For an hour she dozed; then she leaned over and shook Richard awake. “Richard! Richard! I ’ave an idea!”
His head felt swollen and his mouth was parched; Richard got off the bed and went to the white pitcher in which Annemarie kept small beer. A good beaker of that and he felt a little better, though he knew it would be several days before he cleared the rum from his system. If he stopped drinking it. But did he want to?
“What?” he asked, sitting on the bed, head in his hands.
“Why do we not set up house together? Mrs. Hale downstairs is moving out and the rent for two floors is only half a crown a week-we could move our bedroom down so there are not as many steps, and put Willy up here or in the cellar. His rent would be a help-he pays a shilling. Oh, it would be so nice to ’ave a proper establishment-do say yes, Richard, please!”
“I have not got a job, my dear,” he said through his hands.
“But I ’ave- have -with Mrs. Barton, and you will soon get one too,” she said comfortably. “Please, Richard! What if some horrible man moves in? How would I protect myself?”
He took his hands away from his face and looked at her.
“I could say we were married, that would make it respectable.”
“Married?”
“Just to satisfy the neighbors, cher Richard. Please!”
It was difficult to think, and the small beer was making him feel a little sick; Richard grasped the proposition and turned it over in his befuddled mind, wondering if this might not be the best way. He was outwearing his welcome at the Cooper’s Arms-or else the Cooper’s Arms was outwearing him. “Very well,” he said.

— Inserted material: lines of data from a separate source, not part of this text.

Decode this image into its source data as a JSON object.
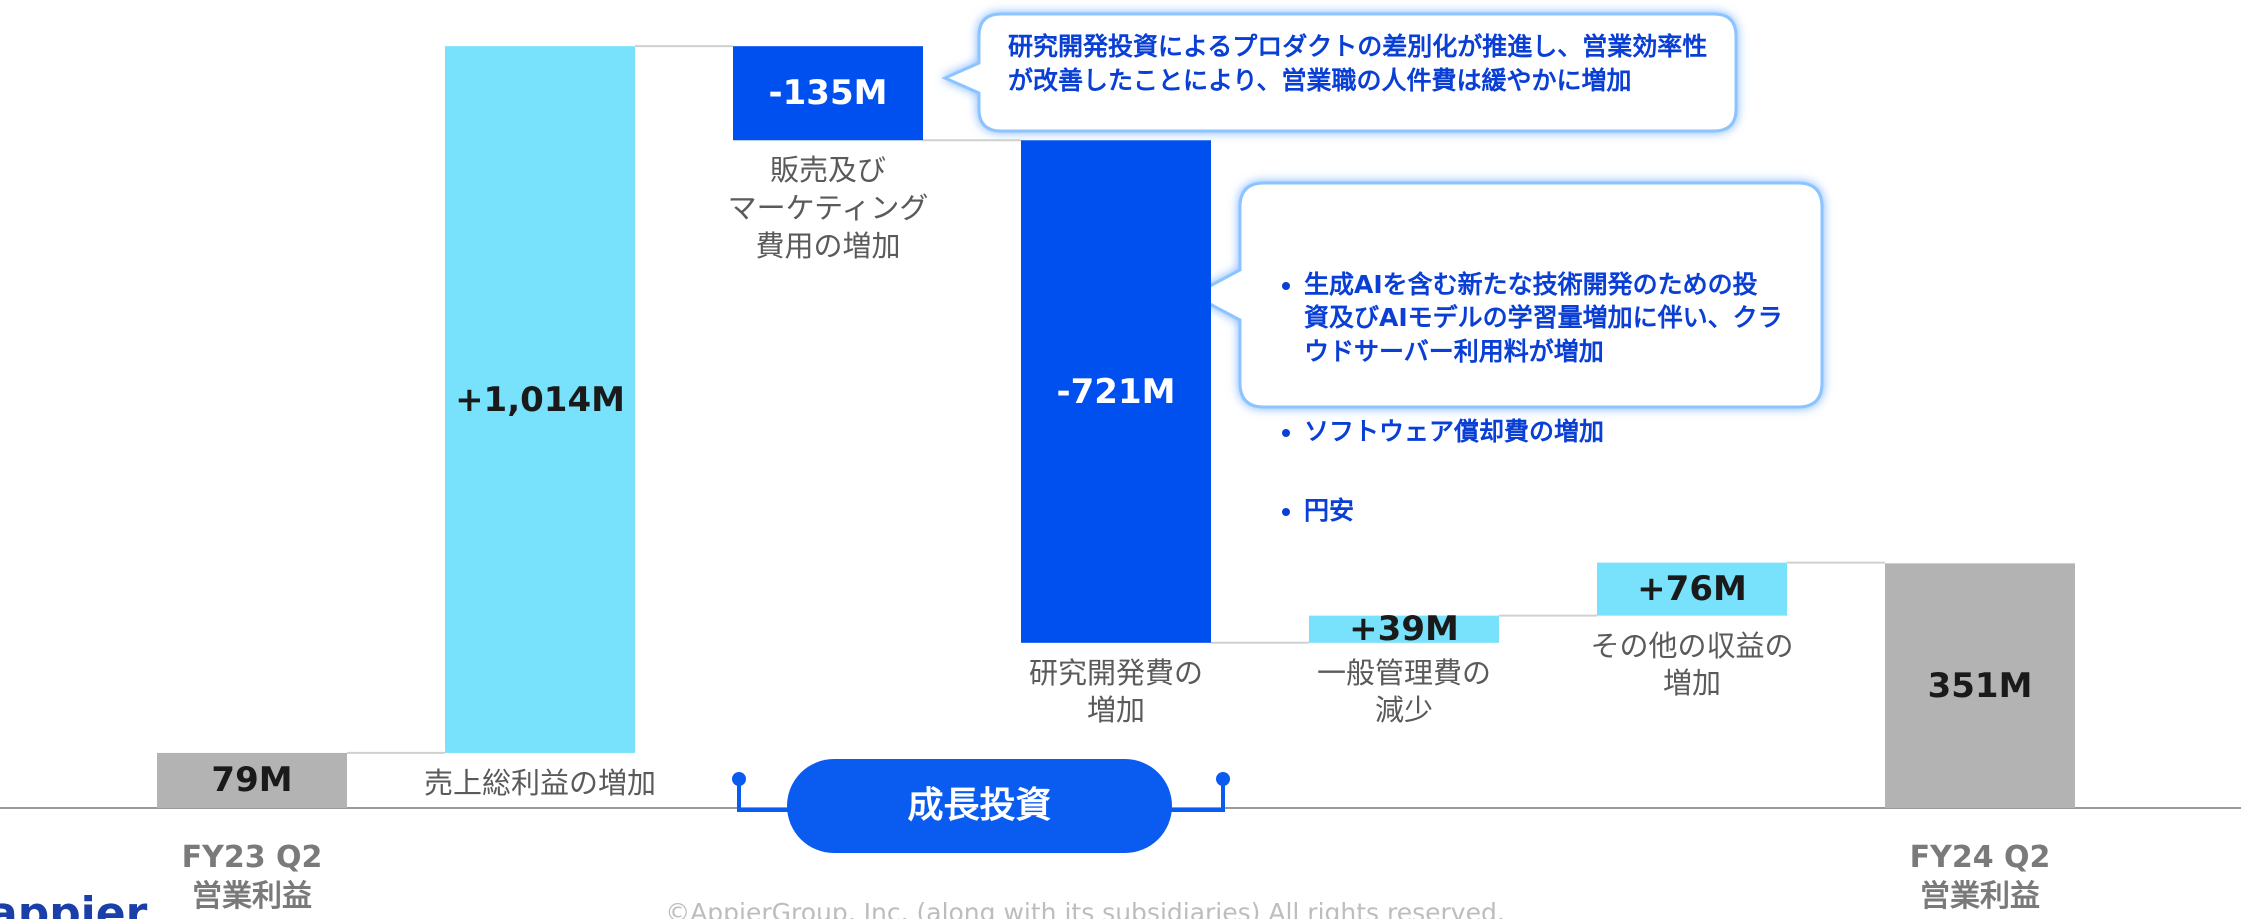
{
  "chart_data": {
    "type": "waterfall",
    "categories": [
      "FY23 Q2\n営業利益",
      "売上総利益の増加",
      "販売及び\nマーケティング\n費用の増加",
      "研究開発費の\n増加",
      "一般管理費の\n減少",
      "その他の収益の\n増加",
      "FY24 Q2\n営業利益"
    ],
    "values": [
      79,
      1014,
      -135,
      -721,
      39,
      76,
      351
    ],
    "value_labels": [
      "79M",
      "+1,014M",
      "-135M",
      "-721M",
      "+39M",
      "+76M",
      "351M"
    ],
    "totals": [
      true,
      false,
      false,
      false,
      false,
      false,
      true
    ],
    "colors": {
      "total": "#b3b3b3",
      "increase": "#78e1fb",
      "decrease": "#0050f0"
    }
  },
  "annotations": {
    "callout_1": "研究開発投資によるプロダクトの差別化が推進し、営業効率性\nが改善したことにより、営業職の人件費は緩やかに増加",
    "callout_2": [
      "生成AIを含む新たな技術開発のための投\n資及びAIモデルの学習量増加に伴い、クラ\nウドサーバー利用料が増加",
      "ソフトウェア償却費の増加",
      "円安"
    ],
    "bracket_label": "成長投資"
  },
  "footer": "©AppierGroup, Inc. (along with its subsidiaries) All rights reserved.",
  "logo": "appier"
}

She jigged up and down on the bed, beaming. “Tomorrow! Willy is helping Mrs. Hale move today, then he can help me. Tomorrow!”
The newsthat Richard was leaving stunned his parents, who looked at each other and resolved to say nothing against it. His consumption of rum between coming home and going to bed was greater than ever-if he transferred himself to Clifton he would have to pay for at least a part of what he drank.